Link: CREATIVE SERIES: Small Things That (Really) Matter
Here's an excerpt from that webinar that explains the difference between USB-C and Thunderbolt 3/4 for media editors.
Link: What’s the Difference Between USB-C and Thunderbolt? [v]
This third excerpt discusses routine maintenance you can do to keep your editing system running smoothly.
Link: Routine Maintenance for Video Editing on a Mac [v]
Turning to technical issues, I planned to write two reviews last week. One on the OWC MiniStack, the other on the Asus AX1800 dual-channel wireless router. While the installation for the router went reasonably well, the actual performance was so slow as to make it unusable. It was half the speed of a ten-year-old Apple Airport. I sent it back and I'll let you know what I end up getting that works better.
More troubling, I had a video compression experience I've never had before. I edited last week's webinar in Adobe Premiere (latest version). Each of the three excerpts started with two full-screen PNGs along with a voice over. For the last twelve years, these intros compressed with no problems. This time, though, while the master file (ProRes 4444) looked perfect, when I compressed it in Apple Compressor OR Adobe Media Encoder, the second slide appeared about 8 seconds too early. Perfect in the master, but consistently screwed up in compression. I reedited each of these several different ways and adjusted compression settings, all to no effect. Finally, I tried HandBrake for compression. The default settings in HandBrake did not work either, but tweaking the settings finally did.
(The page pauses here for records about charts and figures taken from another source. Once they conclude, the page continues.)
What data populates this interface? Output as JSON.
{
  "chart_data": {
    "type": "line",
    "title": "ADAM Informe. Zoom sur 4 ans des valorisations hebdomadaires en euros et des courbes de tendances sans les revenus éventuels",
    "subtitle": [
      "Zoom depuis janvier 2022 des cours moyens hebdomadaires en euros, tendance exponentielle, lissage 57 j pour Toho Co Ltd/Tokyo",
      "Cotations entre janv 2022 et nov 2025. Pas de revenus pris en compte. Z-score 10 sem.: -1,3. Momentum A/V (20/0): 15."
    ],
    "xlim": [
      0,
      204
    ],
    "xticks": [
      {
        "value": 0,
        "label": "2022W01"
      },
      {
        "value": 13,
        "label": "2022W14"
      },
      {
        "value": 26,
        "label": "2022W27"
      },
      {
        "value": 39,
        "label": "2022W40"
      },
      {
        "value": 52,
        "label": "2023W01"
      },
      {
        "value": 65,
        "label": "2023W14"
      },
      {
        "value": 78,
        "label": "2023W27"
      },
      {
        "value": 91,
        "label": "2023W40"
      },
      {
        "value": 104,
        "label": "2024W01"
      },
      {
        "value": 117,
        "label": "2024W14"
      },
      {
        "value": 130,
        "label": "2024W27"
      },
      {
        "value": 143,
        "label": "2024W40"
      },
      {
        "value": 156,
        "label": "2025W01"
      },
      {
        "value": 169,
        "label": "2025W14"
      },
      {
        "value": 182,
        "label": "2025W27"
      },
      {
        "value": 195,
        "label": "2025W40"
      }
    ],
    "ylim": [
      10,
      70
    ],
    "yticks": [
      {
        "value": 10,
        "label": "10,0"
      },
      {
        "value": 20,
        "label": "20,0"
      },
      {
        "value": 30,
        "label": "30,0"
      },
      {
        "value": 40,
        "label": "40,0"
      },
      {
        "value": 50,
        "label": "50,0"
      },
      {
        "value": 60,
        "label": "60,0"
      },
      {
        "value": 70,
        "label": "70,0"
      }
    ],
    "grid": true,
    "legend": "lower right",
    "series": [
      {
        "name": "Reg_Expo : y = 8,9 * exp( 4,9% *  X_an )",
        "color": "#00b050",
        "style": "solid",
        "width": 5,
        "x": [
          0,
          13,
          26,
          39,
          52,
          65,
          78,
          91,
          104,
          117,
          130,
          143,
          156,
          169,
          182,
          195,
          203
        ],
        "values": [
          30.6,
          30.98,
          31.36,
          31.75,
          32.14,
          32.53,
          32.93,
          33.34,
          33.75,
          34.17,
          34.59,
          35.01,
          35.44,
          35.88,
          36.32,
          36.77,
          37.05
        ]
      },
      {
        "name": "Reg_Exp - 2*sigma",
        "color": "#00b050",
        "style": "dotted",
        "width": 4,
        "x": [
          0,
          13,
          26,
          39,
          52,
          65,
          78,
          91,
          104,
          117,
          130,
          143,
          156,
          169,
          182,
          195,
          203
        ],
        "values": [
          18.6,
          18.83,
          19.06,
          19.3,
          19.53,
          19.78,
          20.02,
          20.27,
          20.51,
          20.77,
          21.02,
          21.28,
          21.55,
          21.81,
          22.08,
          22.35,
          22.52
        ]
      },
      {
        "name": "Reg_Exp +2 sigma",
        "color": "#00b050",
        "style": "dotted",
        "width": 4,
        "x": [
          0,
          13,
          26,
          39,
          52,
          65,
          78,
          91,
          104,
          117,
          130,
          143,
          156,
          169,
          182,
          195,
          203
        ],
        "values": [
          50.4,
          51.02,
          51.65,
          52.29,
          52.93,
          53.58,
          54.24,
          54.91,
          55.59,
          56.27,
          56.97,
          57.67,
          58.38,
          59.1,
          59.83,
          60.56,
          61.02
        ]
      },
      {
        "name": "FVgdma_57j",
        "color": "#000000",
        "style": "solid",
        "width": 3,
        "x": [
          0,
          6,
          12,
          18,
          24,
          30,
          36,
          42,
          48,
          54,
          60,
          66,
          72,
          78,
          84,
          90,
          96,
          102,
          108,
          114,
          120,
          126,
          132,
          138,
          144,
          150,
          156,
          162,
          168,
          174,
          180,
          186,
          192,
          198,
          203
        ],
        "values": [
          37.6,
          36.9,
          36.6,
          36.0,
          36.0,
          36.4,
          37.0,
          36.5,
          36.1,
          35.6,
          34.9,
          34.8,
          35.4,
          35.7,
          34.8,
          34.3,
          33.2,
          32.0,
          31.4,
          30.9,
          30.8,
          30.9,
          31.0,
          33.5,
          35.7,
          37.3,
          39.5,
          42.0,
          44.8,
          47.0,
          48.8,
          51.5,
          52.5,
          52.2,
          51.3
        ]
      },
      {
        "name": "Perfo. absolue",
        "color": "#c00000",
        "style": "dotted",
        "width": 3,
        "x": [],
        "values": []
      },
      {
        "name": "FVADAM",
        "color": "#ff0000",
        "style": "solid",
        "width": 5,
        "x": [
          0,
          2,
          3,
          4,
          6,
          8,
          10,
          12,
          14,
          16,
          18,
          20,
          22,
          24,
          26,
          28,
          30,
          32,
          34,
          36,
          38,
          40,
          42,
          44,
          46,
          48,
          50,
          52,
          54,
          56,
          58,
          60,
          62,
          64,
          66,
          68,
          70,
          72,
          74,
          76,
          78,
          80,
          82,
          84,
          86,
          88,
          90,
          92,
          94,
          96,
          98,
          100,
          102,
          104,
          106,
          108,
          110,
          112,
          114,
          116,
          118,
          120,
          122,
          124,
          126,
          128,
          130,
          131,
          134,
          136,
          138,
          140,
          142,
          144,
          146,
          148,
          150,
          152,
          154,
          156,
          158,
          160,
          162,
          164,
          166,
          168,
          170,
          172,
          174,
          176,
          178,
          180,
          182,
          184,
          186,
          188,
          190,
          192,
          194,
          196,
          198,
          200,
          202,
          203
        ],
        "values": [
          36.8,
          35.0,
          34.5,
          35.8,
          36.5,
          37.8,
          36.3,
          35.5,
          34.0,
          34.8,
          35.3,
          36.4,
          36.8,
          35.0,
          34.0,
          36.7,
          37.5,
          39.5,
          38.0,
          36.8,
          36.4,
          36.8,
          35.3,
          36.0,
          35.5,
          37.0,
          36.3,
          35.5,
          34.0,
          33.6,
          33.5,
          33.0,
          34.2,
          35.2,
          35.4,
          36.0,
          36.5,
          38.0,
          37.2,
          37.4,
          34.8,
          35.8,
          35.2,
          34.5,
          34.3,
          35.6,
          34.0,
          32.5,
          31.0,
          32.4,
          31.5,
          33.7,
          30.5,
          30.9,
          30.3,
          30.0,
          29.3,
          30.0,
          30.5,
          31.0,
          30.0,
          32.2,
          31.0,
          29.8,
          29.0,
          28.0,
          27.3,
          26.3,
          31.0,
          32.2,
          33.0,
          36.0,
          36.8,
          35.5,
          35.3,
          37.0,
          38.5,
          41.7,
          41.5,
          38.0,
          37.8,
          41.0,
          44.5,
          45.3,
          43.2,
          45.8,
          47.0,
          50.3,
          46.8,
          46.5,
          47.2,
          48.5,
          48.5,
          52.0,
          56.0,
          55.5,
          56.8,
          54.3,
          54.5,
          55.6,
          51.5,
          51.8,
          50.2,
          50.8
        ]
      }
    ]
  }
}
I'm not clear where the problem is, but something is badly screwed up. Because different compression programs had the same problem -- either editing to a shot eight to ten seconds early or severe pixelization blending two different shots, I suspect the difficulty is with Premiere's output The master export file looked fine, but not the compressed version. The moral of the story is that if you have compression problems, try a different program.
Webinars are taking the rest of August off and will return in September. As always, please share your subject ideas via email.
I'm writing this as Hurricane Hilary is sweeping into California, Maui is recovering from its devastating wild fire, and all of Canada seems covered in smoke and ash. Scary times.
Until next Monday, stay safe, stay hopeful and edit well.